From 1820, the date of the founding of Indianapolis, to 1860, Indiana had twice quadrupled her population and from almost purely American stock. During these forty years, it is calculated that a million people came to the Northwest from the slave States of the South. At the outbreak of the Civil War, Indiana had a population of 1,350,000 of which only about one in eleven was foreign-born. More than half of the aliens were from Germany, and Indiana seems to have attracted particularly the Nordic element, since Prussia contributed the largest quota. Ireland was represented by only 24,000 persons at that time and like the smaller French and English groups, they were scattered through the State and soon became lost in the general mass.
This distinctive character of Indiana, almost purely American, Protestant, and Nordic in 1860, gives the key to much of its history since then. As elsewhere the immediate surrounding States had contributed the bulk of the population. The census returns showed that the ten States constituting the birthplace of the largest number of Hoosiers in that year were, in order of importance: Ohio, Kentucky, Pennsylvania, Virginia, New York, North Carolina, Tennessee, Maryland, New Jersey, and Illinois. So far as the New England element was represented, it had come almost wholly through other States.
Illinois, like Ohio, had attracted a few settlers before the Revolution, mainly to the neighborhood of the half-dozen little French trading posts. The French population of this district had never been large, and when it was taken over by Great Britain in 1763, most of the French inhabitants who could get away hastened to do so, either returning to Canada or going down the river to Saint Louis or New Orleans.
With the withdrawal of the little French garrisons only a few hundred persons of French ancestry were left in the territory. These were of two different origins. Part had come down from Canada and represented the "Habitant" French, who were largely Alpine. The remainder had come up the river from New Orleans and represented a more heterogeneous and probably inferior group. Some of the Canadians brought their families; but for the most part the French element was made up of single men who formed loose alliances with Indian squaws. For these various reasons the French influence on the subsequent population of the region is too negligible to justify consideration.
The raid made by the Kentuckians under George Rogers Clark during the Revolution had given the Americans a more detailed knowledge of this region, and by 1800 several thousand of them had already drifted across the border and started settlements. This immigration increased up to the outbreak of Indian hostilities in 1811 followed by the War of 1812 which almost completely checked settlement along the old western frontier.
After the declaration of peace and the opening up of land sales in 1814 and 1816, Illinois began to have a real boom. By this time the choicest locations in Ohio, Indiana, and Kentucky had either been taken by settlers or bought by speculators, so that the new arrival looking for a bonanza turned to Illinois or Missouri.
Following the general rule of migration in the United States, which was not broken until the gold rush to California in 1849 introduced new conditions, the settlement of Illinois was mostly from the States closest to it, and at the beginning was almost wholly from the South, particularly from Kentucky, Tennessee, and Virginia.
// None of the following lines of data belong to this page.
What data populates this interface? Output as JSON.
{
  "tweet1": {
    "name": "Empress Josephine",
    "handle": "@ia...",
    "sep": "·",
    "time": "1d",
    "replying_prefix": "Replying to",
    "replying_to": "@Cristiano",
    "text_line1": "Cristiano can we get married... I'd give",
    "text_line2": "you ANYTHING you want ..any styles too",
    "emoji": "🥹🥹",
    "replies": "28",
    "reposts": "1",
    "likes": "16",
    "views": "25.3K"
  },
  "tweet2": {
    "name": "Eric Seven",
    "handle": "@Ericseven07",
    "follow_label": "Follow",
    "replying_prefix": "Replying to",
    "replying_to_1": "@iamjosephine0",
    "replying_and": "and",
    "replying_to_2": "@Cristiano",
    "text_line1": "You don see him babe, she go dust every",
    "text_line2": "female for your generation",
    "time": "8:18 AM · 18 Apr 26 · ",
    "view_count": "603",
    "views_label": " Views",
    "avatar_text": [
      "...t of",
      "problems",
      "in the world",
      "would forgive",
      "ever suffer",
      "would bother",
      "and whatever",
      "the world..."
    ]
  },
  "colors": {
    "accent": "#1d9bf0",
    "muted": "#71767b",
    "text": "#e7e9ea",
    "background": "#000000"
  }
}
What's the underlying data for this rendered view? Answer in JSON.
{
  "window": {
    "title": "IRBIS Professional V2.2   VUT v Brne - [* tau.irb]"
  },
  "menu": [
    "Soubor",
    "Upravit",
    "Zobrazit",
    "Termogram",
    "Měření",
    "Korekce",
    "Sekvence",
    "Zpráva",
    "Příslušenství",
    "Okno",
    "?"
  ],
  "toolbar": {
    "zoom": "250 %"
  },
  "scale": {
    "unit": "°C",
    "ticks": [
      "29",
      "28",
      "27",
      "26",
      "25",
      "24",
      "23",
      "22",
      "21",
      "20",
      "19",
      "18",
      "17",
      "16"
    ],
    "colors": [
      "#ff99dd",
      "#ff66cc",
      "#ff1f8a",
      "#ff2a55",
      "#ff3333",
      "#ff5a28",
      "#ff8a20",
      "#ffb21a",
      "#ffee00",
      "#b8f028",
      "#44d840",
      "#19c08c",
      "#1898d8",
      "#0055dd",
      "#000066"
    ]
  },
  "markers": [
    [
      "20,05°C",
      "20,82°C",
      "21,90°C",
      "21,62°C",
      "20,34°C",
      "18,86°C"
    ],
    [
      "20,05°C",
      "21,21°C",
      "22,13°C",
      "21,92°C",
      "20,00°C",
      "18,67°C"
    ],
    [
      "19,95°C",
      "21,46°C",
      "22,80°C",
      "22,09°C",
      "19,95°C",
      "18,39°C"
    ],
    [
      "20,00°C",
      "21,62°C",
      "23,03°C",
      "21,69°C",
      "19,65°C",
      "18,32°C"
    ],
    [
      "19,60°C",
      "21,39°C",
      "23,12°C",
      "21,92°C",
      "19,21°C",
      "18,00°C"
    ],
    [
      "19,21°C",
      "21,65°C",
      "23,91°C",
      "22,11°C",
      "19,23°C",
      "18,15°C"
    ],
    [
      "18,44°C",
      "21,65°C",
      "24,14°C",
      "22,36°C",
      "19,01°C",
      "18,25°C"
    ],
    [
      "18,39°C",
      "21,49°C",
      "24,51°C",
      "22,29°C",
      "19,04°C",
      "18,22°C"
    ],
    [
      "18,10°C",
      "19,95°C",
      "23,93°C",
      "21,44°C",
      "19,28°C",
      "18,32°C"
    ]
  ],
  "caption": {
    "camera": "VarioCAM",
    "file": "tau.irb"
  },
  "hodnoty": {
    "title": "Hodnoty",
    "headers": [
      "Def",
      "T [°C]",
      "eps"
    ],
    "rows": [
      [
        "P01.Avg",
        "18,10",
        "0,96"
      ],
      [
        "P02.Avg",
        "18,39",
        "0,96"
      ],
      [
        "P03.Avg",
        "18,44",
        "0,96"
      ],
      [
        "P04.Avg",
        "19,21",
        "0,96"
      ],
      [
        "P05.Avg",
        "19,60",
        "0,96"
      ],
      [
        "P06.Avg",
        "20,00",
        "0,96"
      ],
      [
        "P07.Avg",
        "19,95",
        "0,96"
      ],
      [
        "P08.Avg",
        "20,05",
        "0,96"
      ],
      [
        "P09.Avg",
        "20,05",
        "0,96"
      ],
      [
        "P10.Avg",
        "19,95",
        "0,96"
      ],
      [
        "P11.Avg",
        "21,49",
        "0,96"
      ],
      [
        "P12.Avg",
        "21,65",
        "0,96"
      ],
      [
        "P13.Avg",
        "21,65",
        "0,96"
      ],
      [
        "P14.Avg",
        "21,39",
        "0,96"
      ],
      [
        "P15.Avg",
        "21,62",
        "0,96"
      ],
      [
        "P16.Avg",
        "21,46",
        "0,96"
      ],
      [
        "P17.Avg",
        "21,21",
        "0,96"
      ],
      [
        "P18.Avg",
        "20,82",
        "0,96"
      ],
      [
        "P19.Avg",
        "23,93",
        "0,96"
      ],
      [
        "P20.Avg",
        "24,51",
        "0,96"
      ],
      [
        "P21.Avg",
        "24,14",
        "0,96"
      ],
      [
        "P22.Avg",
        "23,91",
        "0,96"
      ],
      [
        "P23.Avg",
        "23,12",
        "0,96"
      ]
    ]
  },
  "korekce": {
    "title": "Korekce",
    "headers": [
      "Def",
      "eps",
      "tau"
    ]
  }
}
Insignificant little Shawneetown, on the Ohio River just below the mouth of the Wabash, gave easy access to the lower end of Illinois—that "Egypt" which is still a Southern Democratic stronghold. For a short time it was even the seat of government.
In this population the presence of a sprinkling of Northerners from Pennsylvania was resented and an occasional stray Yankee was scarcely tolerated. The settlement of the northern part of the State by New Englanders was made to a marked extent by colonies or organized groups, and from the early thirties one reads continually of the movement of caravans from all the New England States and western New York. Here again the opening of the Erie Canal gave easy access to northern Illinois by water. Prior to that time the lead mines in the northwestern part of Illinois and the southwestern part of Wisconsin had been the main attraction, and had been developed almost entirely by the Southerners.